Sana dar gelmiyecek makberi kimler kazsın?...diyerek, o cân şairimizin duygularına ortak olarak, haykırası geliyor insanın, değerli dostlar. ( Çanakkale Şehitlerine-Mehmet Akif Ersoy )

        Keza bu gezi 15-16 yaşlarında kahramanlığın destanını yazan o kınalı kuzuların, sembolik  şehitliklerde dahi isimleri unutulmuş o abidevî şahsiyetlerin neslinden olmanın gururuyla ;

ve ayrıca bir çok tarihi araştırma konulu makale ve bir kaç kitap yazan yazarınız olarak ve  tarihin bir çok hadisesine nacizane satırlarda tanık olan bendeniz için, bu mahsun diyarlar emin olun böyle bir ecdadın neslinden gelmenin ayrıcalığını hatırlamama ve buruk da olsa Türk'lük duygularımın yeniden cilalanmasına vesile olmuştur.

        İki farklı duyguyu yani hüzün ve gururu yek noktada buluşturan, yegane odak noktası elbet Çanakkale'dir ve her bir metre karesinde altı bin merminin birbiriyle çarpıştığı, ama Resulullah efendimizin ( s.a.v )dahi bizzat iştirak ettiği, mevzilere kadar teşrif ettiği ve manen himmet ettiği, ayrıca meleklerin ve evliyaullahın da yardımlarıyla, yani ;

“ Bizi Türklerin maddî gücü değil manevî gücü yendi.

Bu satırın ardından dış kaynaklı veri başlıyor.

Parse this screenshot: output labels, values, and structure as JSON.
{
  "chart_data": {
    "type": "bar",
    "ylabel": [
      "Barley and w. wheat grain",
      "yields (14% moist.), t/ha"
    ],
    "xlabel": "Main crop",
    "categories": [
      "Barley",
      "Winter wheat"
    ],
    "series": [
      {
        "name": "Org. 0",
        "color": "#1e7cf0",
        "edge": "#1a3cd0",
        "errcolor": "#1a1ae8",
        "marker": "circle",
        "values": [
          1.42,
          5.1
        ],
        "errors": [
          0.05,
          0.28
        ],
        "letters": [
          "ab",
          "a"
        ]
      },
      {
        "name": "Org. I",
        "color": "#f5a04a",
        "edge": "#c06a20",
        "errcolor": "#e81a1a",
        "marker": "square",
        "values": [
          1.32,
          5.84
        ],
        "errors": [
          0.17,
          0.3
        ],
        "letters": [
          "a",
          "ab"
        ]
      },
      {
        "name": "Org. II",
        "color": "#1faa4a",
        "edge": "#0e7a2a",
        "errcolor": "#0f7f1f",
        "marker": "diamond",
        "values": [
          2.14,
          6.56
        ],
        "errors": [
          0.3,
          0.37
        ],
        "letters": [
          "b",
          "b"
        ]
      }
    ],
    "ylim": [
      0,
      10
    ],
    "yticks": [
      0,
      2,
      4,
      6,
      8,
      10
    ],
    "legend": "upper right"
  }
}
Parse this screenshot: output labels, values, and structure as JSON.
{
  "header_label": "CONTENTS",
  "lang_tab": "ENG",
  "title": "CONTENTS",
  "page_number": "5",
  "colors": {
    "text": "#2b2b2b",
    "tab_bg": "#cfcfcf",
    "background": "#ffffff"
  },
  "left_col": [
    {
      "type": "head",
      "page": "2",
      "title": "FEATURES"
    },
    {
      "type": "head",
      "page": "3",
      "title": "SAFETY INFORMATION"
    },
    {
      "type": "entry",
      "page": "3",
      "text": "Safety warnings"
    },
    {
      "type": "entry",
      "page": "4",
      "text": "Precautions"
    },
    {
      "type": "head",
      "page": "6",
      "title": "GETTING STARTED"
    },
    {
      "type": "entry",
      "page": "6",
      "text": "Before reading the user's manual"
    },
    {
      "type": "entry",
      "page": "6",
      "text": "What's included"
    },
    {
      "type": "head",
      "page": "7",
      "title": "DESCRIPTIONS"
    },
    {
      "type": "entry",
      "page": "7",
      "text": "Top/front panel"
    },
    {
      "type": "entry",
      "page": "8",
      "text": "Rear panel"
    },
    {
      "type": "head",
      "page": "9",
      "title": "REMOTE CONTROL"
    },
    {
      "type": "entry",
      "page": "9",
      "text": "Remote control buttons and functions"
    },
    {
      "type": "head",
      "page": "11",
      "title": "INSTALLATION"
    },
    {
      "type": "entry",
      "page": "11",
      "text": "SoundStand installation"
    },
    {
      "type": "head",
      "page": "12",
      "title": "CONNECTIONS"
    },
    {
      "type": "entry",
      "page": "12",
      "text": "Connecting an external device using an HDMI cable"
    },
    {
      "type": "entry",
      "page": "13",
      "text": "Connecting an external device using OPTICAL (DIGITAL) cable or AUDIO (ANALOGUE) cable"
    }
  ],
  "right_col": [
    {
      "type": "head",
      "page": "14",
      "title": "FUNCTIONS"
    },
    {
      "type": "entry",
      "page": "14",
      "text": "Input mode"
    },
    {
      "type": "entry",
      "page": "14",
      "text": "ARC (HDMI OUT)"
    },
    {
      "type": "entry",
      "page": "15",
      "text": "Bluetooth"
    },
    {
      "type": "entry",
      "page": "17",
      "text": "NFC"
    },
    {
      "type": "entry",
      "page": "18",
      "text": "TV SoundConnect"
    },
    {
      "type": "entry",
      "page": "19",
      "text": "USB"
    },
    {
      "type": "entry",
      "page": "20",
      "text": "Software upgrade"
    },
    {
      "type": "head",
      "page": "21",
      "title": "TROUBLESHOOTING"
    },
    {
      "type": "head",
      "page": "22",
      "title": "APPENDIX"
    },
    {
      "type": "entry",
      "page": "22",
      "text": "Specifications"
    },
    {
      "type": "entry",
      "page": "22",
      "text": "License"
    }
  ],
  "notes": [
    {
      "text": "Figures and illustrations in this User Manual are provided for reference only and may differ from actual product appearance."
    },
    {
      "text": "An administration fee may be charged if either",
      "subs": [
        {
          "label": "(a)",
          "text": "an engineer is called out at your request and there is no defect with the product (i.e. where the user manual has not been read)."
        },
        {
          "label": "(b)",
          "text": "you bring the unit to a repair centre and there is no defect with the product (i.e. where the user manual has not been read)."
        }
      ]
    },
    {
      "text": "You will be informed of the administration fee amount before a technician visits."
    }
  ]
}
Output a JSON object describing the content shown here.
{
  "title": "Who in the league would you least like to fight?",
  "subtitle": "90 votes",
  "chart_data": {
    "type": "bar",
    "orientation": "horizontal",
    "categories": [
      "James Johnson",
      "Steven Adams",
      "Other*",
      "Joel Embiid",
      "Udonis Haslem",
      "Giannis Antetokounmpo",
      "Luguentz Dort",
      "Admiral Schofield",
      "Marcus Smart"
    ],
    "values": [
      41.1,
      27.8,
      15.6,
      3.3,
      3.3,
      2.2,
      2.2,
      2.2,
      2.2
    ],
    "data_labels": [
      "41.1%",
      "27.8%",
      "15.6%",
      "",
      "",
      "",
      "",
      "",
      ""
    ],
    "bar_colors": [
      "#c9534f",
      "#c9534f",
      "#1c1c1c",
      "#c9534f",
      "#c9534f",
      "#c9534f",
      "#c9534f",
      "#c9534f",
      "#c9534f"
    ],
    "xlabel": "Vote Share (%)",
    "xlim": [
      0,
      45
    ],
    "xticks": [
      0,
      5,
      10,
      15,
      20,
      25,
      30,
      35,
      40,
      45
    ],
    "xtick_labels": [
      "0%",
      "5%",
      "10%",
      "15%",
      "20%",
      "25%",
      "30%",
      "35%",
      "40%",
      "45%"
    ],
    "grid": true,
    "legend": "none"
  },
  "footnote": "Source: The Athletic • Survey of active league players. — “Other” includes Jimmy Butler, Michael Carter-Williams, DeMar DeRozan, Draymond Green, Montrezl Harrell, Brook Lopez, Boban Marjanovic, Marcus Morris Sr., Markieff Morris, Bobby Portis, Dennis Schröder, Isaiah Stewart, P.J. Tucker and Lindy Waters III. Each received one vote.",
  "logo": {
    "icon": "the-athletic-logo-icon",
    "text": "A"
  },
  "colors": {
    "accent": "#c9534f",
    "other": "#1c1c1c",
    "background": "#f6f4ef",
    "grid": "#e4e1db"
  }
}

Onların atacak barutu bile kalmamıştı,lakin biz gökten inen güçleri müşahede ettik.” itiraflarıyla, hezimete uğratılan bir düşman ordusu, fakat boğazlara düğümlenen hıçkırıklarla da olsa kazanılan bir koca yurttu ÇANAKKALE !

        Ruhunuz şâd olsun ey kınalı kuzular, mekanınız cennet olsun ey cennet erleri !

        Dualarımız sizler için elbette ki, bakî !

        Değerli okurlar şu konuyu da belirtmeden geçemeyeceğim ki, bizlere bu gezi esnasında rehberlik eden yani, Çanakkale'de ayrı, Bursa'da ayrı olmak üzere iki kardeşimiz vardı ki, hakikaten bilgi ve donanımlarını takdir etmemek elde değildi, fakat hani diyoruz ya bazı zaman bazı şeylerin dozunu mu ayarlayamıyoruz acaba diye, keza o behisle bir çok sıkıntılar yani meslek karmaşaları da ortaya çıkmıyor değil hani, dolayısıyla sizlere Bursa'daki izlenimlerimi anlattıktan sonra bu mevzuya da ( rehberlik sendromu ) izninizle geri dönmek istiyorum.

        Neyse efendim gelelim ipek gibi zarif Bursa ilimize ; Sözlerin kifayetsiz kaldığı, sultanlar diyarı, hükümranlığın asude gölgesi, şanlı Bursa'ya !

        Emin olun değerli okurlar, orası da ayrı bir gurur beldesi ! Öyle ki Bursa'nın da her bir metre karesi ipek kadar değerli, evliyasıyla, embiyasıyla ve bağrında sakladığı Osmanlı sultanlarıyla maneviyata bürünen tarihiyle şerefli, yeşilin adeta adıyla mana kazandığı haklı gururun göstergesi ve bir gelin edasıyla salınan nazenin Bursa ili  !

        Ne demeli, nasıl ifade etmeli acaba bu güzellikleri !

        İnanın bir tabiat abidesi sanki Bursa ve ilk ayak bastığınız anda dahi adeta Yaradan'ın gücünü bonkörce sergilediği bir sanat şahaseri gibi, devasa bir tablo çıkıveriyor karşınıza, izlemeye doyamayacağınız zerafette, değerli Konya'lılar.

       Buda bize gösteriyor ki, tıpkı bizim memleketimiz yani şehirleşme konusunda Türkiye'de daima birinci sırada olmayı başaran ve Selçuklu'nun başşehri olma ayrıcalığını buram buram hissettiren anıtları yaşatma çabası, Osmanlı'nın harikulade izlerini ve evliyalar pîri Hz. Mevlana'yı dünyaya tanıtma gayretleri, elbetteki Konya belediye başkanı Tahir Akyürek'in, başarısından kaynaklandığı üzere.